Choisir le Salon de 1827, c’est faire le choix d’un combat « presque gagné » dans ses multiples dimensions, autour desquelles s’établit le plan de l’ouvrage : le rôle des institutions dans l’organisation du Salon, le mécénat officiel comme moteur et la réception participant à façonner la vie artistique.

I – Le Salon de 1827 : Une machinerie complexe

Son organisation

Le Salon de 1827 est inauguré le 4 novembre, jour de la fête du Roi. Cette date n’est pas idéale par rapport à la lumière, mais laissa plus de temps aux artistes. L’organisateur principal est Auguste de Forbin (supervisé par son supérieur Sosthène de la Rochefoucauld, directeur général des Beaux-Arts) et il va jouer un rôle considérable pour le développement du Romantisme. C’est lui qui rédigea le règlement pour la sélection des œuvres à exposer. Il a également la maîtrise de leur accrochage et il organise le déroulement de l’exposition selon quatre accrochages successifs consistant, chaque fois, à fermer l’exposition pour enlever, rajouter ou déplacer des œuvres.

Le Jury contrôlant l’admission des œuvres se compose d’amateurs et de professionnels pour la plupart nommés par le roi. Il inclut Forbin, favorable à l’innovation, La Rochefoucauld, plutôt défavorable, ainsi que François Gérard, Guérin, Ingres ou Gros, des classiques mais pas toujours fermés à l’innovation (Ingres ou Gros).

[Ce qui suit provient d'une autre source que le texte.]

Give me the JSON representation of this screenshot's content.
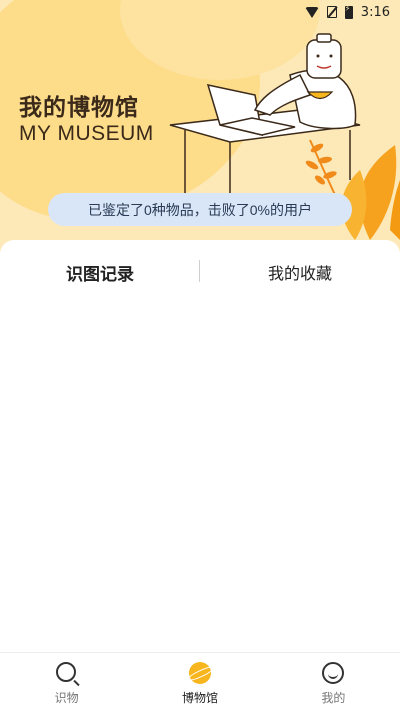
{
  "status_bar": {
    "time": "3:16",
    "icons": [
      "wifi-icon",
      "no-sim-icon",
      "battery-charging-icon"
    ]
  },
  "header": {
    "title_cn": "我的博物馆",
    "title_en": "MY MUSEUM",
    "illustration": "person-at-laptop-illustration"
  },
  "stats": {
    "text": "已鉴定了0种物品，击败了0%的用户"
  },
  "tabs": [
    {
      "label": "识图记录",
      "active": true
    },
    {
      "label": "我的收藏",
      "active": false
    }
  ],
  "bottom_nav": [
    {
      "label": "识物",
      "icon": "search-icon",
      "active": false
    },
    {
      "label": "博物馆",
      "icon": "planet-icon",
      "active": true
    },
    {
      "label": "我的",
      "icon": "profile-face-icon",
      "active": false
    }
  ],
  "colors": {
    "accent": "#f7b51e",
    "hero_bg": "#fde9b8",
    "pill_bg": "#d9e6f7"
  }
}
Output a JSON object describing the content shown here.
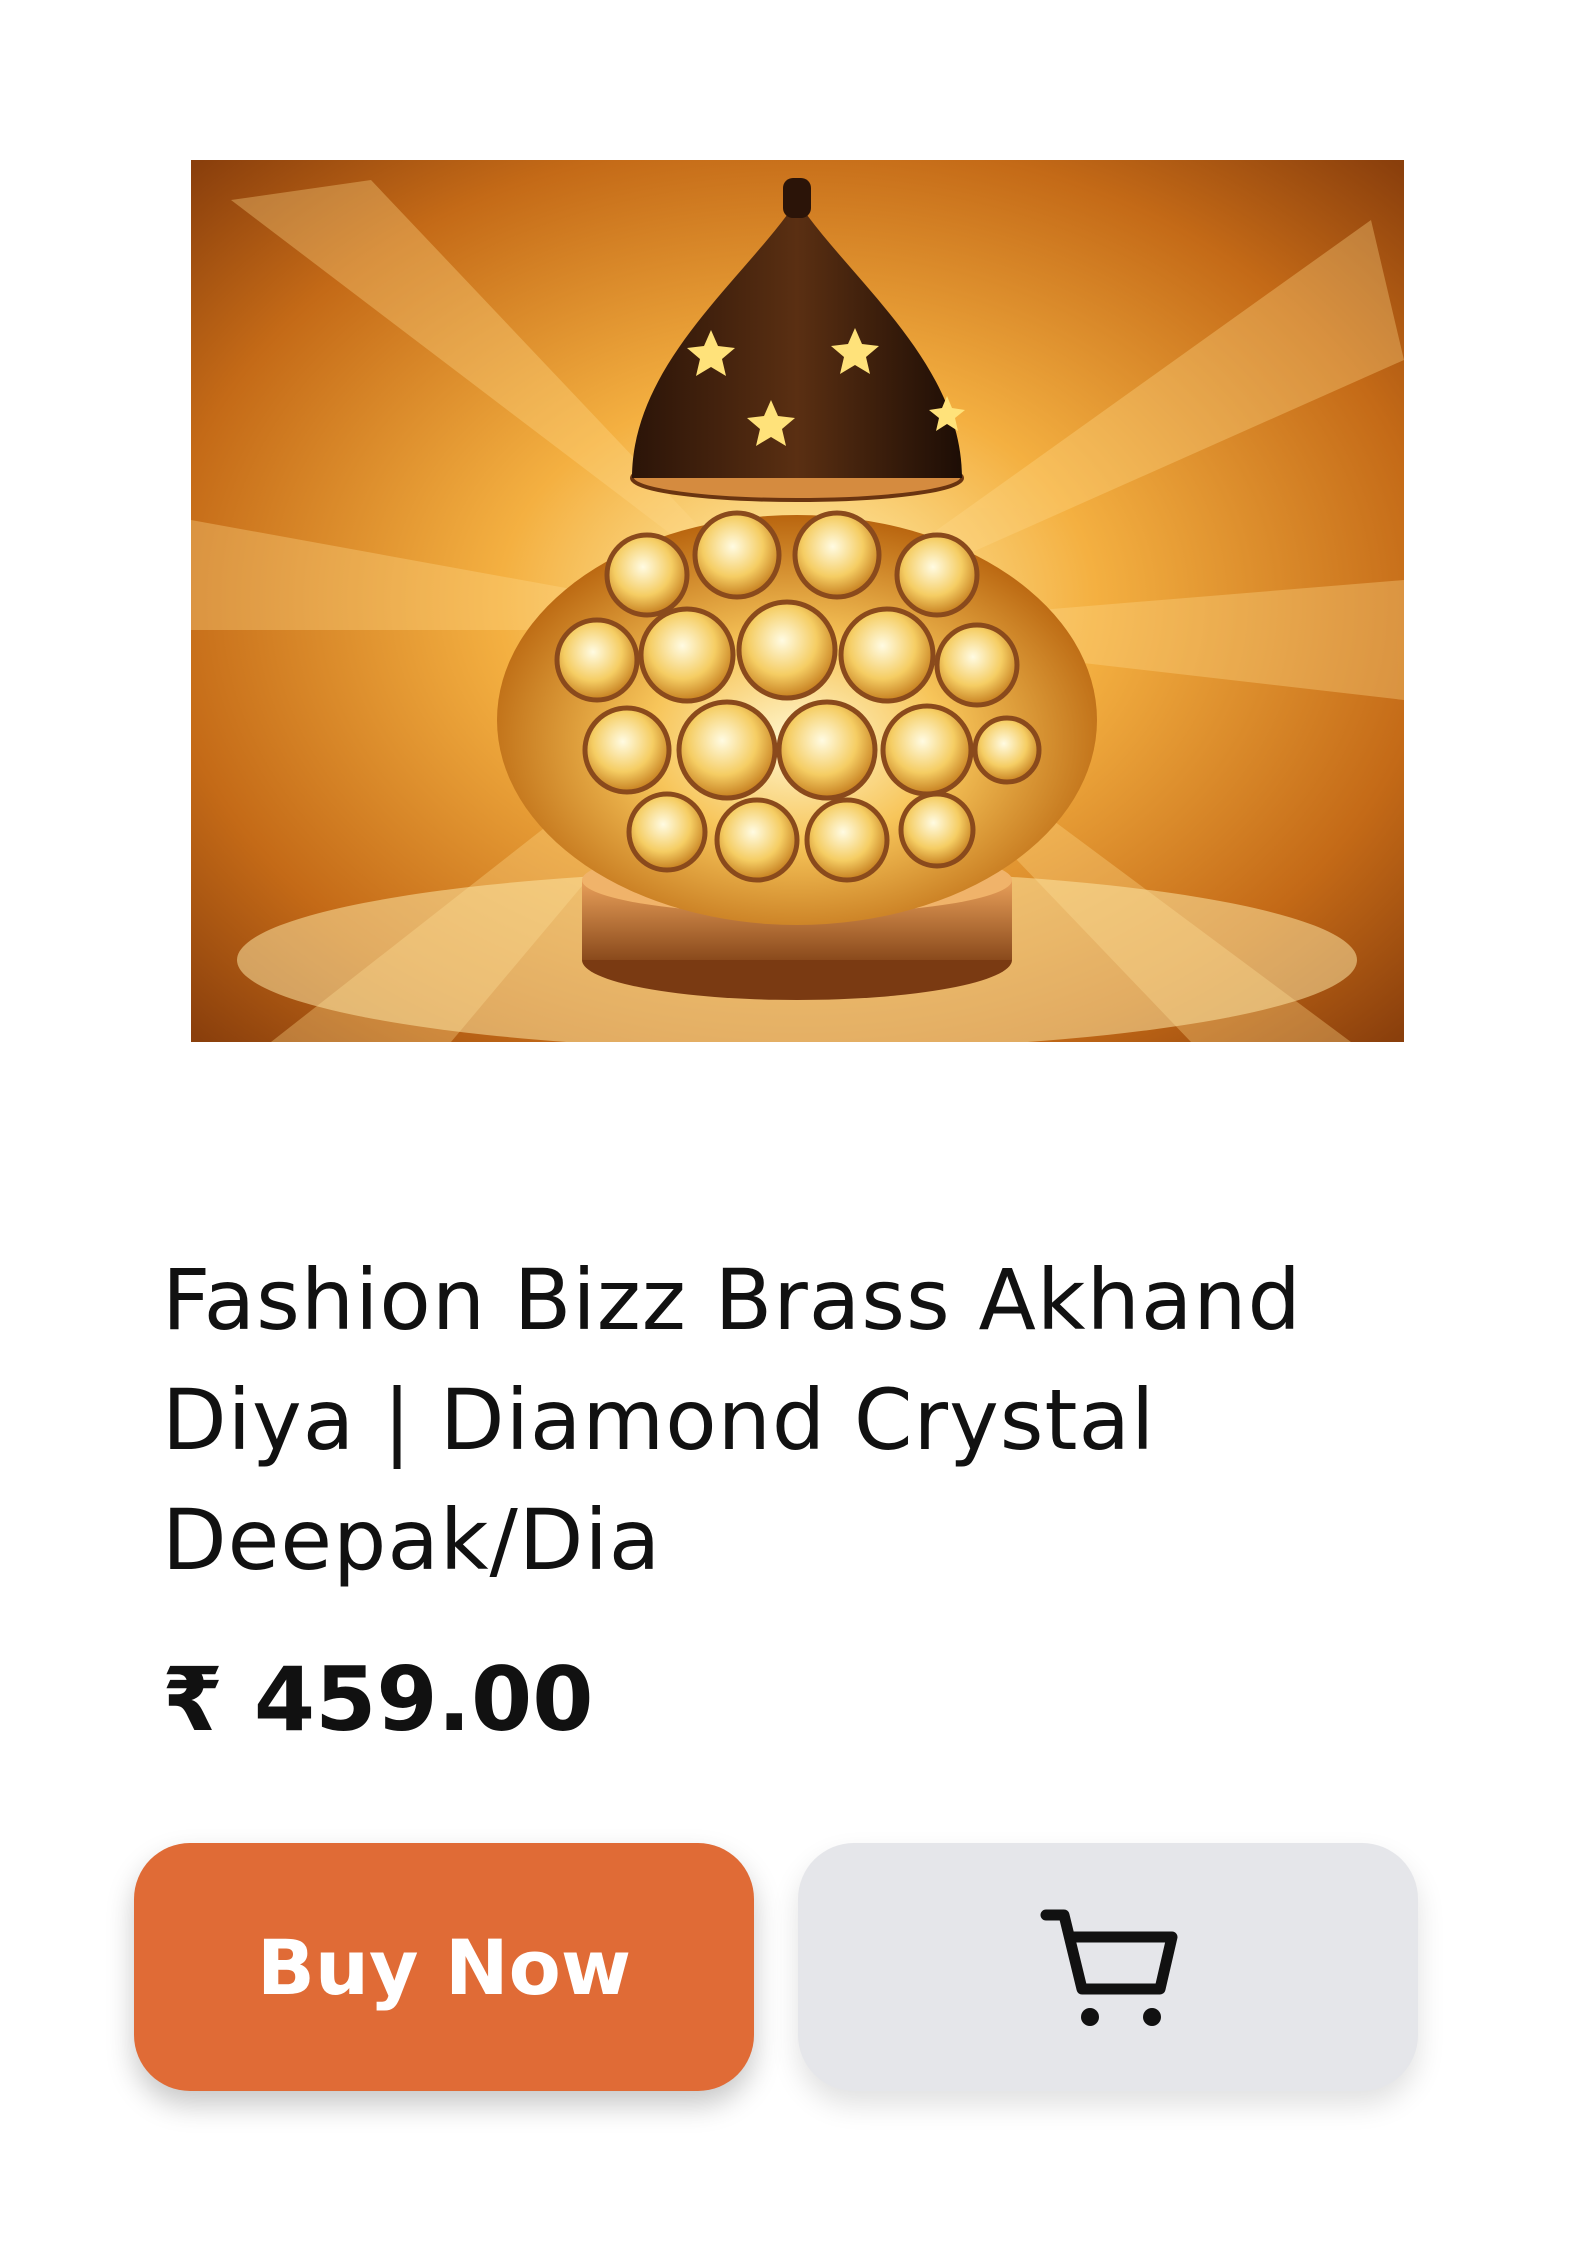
{
  "product": {
    "image_alt": "Brass crystal akhand diya lamp",
    "title": "Fashion Bizz Brass Akhand Diya | Diamond Crystal Deepak/Dia",
    "price": "₹ 459.00"
  },
  "actions": {
    "buy_label": "Buy Now",
    "cart_icon": "cart-icon"
  },
  "colors": {
    "buy_button": "#e06b36",
    "cart_button": "#e5e6ea",
    "text": "#111111"
  }
}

Il s’agit dans la sélection de valoriser un idéal esthétique, de plaire au public et de faire du Salon une vitrine de l’École française. La moitié des œuvres proposées par les artistes seront acceptées. La peinture est largement majoritaire même s’il faut souligner un souci de représenter les autres domaines. Ajoutons à cela les œuvres des lauréats du Prix de Rome qui ne passaient pas devant le Jury. Par ailleurs, Forbin décidera « illégalement » d’afficher d’autres œuvres sans l’avis du Jury. Au total, 1990 œuvres seront affichées.

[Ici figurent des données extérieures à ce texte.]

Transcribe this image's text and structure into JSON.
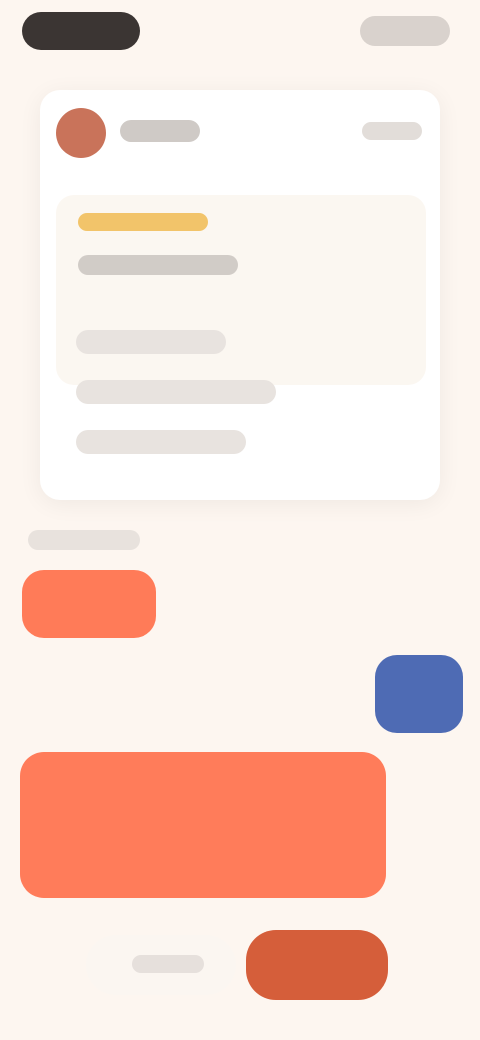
{
  "colors": {
    "background": "#fdf6f0",
    "accent_orange": "#ff7b58",
    "accent_blue": "#4e6bb4",
    "highlight_yellow": "#f2c46a",
    "button_orange": "#d55e3a",
    "dark_pill": "#3b3533"
  },
  "top_bar": {
    "left_pill": "",
    "right_button": ""
  },
  "card": {
    "avatar_icon": "avatar-icon",
    "header_title": "",
    "header_action": "",
    "highlight_title": "",
    "highlight_line": "",
    "list_items": [
      "",
      "",
      ""
    ]
  },
  "section_label": "",
  "orange_chip_label": "",
  "blue_fab_icon": "floating-action-icon",
  "panel_label": "",
  "bottom_left_field_text": "",
  "bottom_right_button_label": ""
}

Parmi les artistes exposés, trente sont reconnus comme romantiques, ce qui compose 14% des accrochages. Il faut voir dans cette sélection un désir de diversité.

La mise en scène

Pour le Salon est créé, au Louvre, un parcours de visite compliqué qui pose de nombreux enjeux muséographiques. La salle principale est le Salon Carré, cœur des polémiques. Les tableaux sont accrochés au touche-à-touche. L’exposition est donc un espace morcelé, surtout dans le Salon Carré, lieu de contestations considérables sur le placement des œuvres (allant jusqu’à des menaces de mort envers Forbin).

Lors des nouveaux accrochages, toute l’organisation change permettant de renouveler l’attention des visiteurs mais également de jouer sur le suspense et le scandale : alors que les deux premiers accrochages donnent une première vision de la création artistique, le troisième cherche à mettre en valeur les œuvres romantiques les plus « choquantes », tandis que le dernier s’impose comme un bilan général édulcoré de ces scandales.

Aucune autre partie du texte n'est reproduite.